I would really like to have seen that.

 

The book sounds like something even a non-scientist such as myself would find fascinating. In the past couple of years, I’ve had the opportunity to work on several training and communications projects in the biotech and pharmaceuticals fields, far outside the high-tech area I started in. The workings of the human body seem way more interesting than those of a computer – and so much more complex. In fact, that’s what’s kept me from going back to school to get educated in the sciences so that I could specialize in medical or science writing: starting from square one, it looks too overwhelming. Also, I think I’m a generalist at heart; I like learning new things and working in a variety of areas and not necessarily getting too deep into them. I’ve joked that I could get by at a cocktail party talking about almost anything for about 2 minutes before I’d max out my knowledge.

 

Anyway, Mind Wide Open is now added to my wish list. After I get through that big pile of unread books I already have, my weekly New Yorkers, my daily newspapers, my blogroll, etc. I'm going to write my own book, Mind Completely Cluttered.

 

Hershey chocolate spa

Eating chocolate not enough for you? Perhaps you’d like to be stewed in it? This morning’s Globe has a feature on the chocolate spa at the Hotel Hershey in Hershey, PA. The “signature chocolate services” include:

fondue wrap (60 minutes, $100); chocolate mud hydrotherapy (25 minutes, $55), a jet bath of moor mud and essence of cocoa; and a chocolate bean polish (30 minutes, $60), an exfoliation by cocoa bean husks… Other scrub options are a strawberry parfait and a peppermint salt scrub. When the latter is mixed with the wrap, you've got a York Peppermint Pattie.

 



daily link  Tuesday, February 17, 2004

Vitamin Ch

Because I'm always concerned about your health...

 

Mars (the candy company not the planet) has been sponsoring research into the health benefits of chocolate. As today’s NY Times article says, “Industry-paid research raises alarm among public interest groups, but Mars stressed that it had published its research in more than 70 peer-review journals.” A couple of 2003 studies reported:

…certain cocoa and chocolate could provide significant amounts of heart-healthy flavonol and improve cardiovascular health not only by improving vascular endothelial function but also by delaying harmful clotting that could improve circulation in the feet and hands and reduce inflammation.

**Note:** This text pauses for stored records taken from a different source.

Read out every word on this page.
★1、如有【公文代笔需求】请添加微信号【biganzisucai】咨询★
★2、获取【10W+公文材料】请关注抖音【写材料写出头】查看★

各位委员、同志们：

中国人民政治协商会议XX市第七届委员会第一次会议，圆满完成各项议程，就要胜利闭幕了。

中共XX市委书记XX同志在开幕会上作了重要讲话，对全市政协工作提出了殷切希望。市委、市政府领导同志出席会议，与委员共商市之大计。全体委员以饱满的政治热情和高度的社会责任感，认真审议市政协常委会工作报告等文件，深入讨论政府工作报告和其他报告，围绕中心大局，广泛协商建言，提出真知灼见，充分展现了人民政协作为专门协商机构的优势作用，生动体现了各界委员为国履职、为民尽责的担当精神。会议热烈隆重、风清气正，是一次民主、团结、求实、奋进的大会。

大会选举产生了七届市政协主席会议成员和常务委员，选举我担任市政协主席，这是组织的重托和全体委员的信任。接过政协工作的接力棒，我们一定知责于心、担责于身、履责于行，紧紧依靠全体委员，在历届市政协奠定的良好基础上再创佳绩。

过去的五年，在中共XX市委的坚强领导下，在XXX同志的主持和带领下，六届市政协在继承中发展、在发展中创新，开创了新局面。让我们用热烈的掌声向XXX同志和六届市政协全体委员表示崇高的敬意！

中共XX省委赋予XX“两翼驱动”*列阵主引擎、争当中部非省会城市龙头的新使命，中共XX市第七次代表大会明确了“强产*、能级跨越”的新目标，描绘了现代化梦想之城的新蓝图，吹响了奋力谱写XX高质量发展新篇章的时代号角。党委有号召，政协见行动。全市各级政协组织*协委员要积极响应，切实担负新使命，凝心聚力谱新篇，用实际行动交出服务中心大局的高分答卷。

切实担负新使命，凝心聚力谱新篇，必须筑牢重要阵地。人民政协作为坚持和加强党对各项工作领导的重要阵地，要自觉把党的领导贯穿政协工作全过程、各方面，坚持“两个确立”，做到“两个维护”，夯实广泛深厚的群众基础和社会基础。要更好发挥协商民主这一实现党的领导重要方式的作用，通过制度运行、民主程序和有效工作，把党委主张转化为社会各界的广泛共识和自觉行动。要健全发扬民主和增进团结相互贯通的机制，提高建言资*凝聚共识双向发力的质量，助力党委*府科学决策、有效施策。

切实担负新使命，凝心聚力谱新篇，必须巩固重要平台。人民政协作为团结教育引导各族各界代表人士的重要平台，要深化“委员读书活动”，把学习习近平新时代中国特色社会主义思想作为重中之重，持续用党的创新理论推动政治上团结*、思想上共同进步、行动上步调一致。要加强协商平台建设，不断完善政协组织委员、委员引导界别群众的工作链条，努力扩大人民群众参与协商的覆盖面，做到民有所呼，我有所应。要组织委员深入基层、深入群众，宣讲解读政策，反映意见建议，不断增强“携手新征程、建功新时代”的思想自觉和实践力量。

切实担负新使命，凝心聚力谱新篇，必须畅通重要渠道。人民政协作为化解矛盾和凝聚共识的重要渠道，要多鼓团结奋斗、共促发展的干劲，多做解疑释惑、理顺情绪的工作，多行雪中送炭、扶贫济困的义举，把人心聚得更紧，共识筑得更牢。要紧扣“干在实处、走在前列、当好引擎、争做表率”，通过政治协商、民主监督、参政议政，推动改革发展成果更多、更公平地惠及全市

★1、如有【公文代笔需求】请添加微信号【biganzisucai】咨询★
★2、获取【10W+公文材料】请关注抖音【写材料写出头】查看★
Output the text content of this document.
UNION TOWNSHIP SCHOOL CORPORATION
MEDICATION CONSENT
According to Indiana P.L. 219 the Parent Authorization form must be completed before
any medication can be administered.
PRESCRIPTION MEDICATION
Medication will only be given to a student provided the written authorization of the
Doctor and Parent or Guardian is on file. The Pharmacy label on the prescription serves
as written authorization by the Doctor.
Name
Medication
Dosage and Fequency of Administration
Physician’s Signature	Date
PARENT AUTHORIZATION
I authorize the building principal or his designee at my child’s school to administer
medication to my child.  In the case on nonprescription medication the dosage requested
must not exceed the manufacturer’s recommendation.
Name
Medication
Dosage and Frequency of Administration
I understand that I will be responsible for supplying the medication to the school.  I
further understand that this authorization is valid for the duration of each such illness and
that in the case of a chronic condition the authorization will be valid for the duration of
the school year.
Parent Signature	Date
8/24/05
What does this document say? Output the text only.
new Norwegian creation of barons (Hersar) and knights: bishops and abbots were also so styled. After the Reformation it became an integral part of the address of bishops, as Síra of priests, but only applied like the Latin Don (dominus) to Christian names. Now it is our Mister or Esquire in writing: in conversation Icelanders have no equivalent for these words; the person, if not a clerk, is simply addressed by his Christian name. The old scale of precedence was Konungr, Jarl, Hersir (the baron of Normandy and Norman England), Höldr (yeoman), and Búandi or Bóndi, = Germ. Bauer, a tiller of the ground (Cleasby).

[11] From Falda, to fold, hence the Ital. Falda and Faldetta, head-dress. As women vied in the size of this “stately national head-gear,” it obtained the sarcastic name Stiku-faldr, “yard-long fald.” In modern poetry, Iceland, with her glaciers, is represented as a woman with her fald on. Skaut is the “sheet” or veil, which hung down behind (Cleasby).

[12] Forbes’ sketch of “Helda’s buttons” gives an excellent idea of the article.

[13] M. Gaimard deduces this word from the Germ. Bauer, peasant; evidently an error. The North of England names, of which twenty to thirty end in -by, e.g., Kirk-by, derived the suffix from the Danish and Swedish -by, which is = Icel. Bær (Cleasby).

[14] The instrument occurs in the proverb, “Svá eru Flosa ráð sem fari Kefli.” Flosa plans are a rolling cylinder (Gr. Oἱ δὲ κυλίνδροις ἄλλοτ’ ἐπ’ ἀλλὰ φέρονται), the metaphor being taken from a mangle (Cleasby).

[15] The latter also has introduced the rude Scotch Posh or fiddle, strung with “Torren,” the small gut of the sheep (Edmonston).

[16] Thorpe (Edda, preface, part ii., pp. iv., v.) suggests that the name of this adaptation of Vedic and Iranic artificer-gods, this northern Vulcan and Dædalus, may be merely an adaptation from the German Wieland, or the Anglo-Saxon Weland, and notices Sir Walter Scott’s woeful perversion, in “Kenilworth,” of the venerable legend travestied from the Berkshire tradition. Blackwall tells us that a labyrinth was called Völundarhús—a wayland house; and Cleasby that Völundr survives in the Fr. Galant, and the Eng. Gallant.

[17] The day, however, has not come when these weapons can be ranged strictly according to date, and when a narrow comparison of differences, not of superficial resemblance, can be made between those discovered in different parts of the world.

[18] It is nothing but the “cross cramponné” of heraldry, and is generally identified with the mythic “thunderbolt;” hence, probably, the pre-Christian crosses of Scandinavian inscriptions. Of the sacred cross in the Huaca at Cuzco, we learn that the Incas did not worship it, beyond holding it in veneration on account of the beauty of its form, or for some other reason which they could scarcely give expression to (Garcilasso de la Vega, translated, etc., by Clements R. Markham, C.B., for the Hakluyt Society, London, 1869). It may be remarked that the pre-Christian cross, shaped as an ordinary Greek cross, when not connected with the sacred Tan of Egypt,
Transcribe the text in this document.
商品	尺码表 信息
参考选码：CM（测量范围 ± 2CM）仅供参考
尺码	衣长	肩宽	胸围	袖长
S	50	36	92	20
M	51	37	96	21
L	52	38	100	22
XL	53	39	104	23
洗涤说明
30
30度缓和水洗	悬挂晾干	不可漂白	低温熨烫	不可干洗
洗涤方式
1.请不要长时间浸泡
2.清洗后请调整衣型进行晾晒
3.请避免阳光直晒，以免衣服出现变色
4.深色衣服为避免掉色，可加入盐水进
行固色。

Yeah, and it tastes good, too. Mars is testing out its high-flavanol CocoaVia brand online.

 

Bueno

My new stash has arrived.

 

A sus órdenes

Somehow I find this all too easy to believe.

Quiz Me
Leslee was
a Nervous Butler
in a past life.

Discover your past lives @ Quiz Me

 

Grateful for life's twists and turns

One of the pleasures I would miss if I didn’t get the paper delivered is Donald M. Murray’s column in the Boston Globe. The Pulitzer-Prize winning journalist is now in his late 70s. He often writes movingly about aging and about caring for his wife, who has Parkinson’s, while reflecting back on moments in his life. He has a wonderful knack for sharing anecdotes that are very personal and specific and yet are the universal stuff of what a life is. I think his columns are a great model for writers of personal essays. He’s also our own wise village elder showing us how to grow old fearlessly, and how to embrace our lives while we’re still young.

 

This morning ("Grateful for life's twists and turns") he begins by remembering when as a boy he found a way to enjoy even the sleet, then he meditates on how the changing patterns of our local weather are like the patterns of his life. A couple of passages:

Mother Nature in New England, at least, has a sense of humor, a talent for surprise, and a mean streak that makes her virtues all the more delightful. I wake before dawn to see what she will bring, knowing that what is promised at sunrise may be contradicted by noon

 

I realize again that you cannot have love without loss, success without failure, dark without light, pleasure without pain, confidence without fear. Listening to every changing pattern of wind-driven sleet against the windowpane, I can wish for no more than the life I have lived.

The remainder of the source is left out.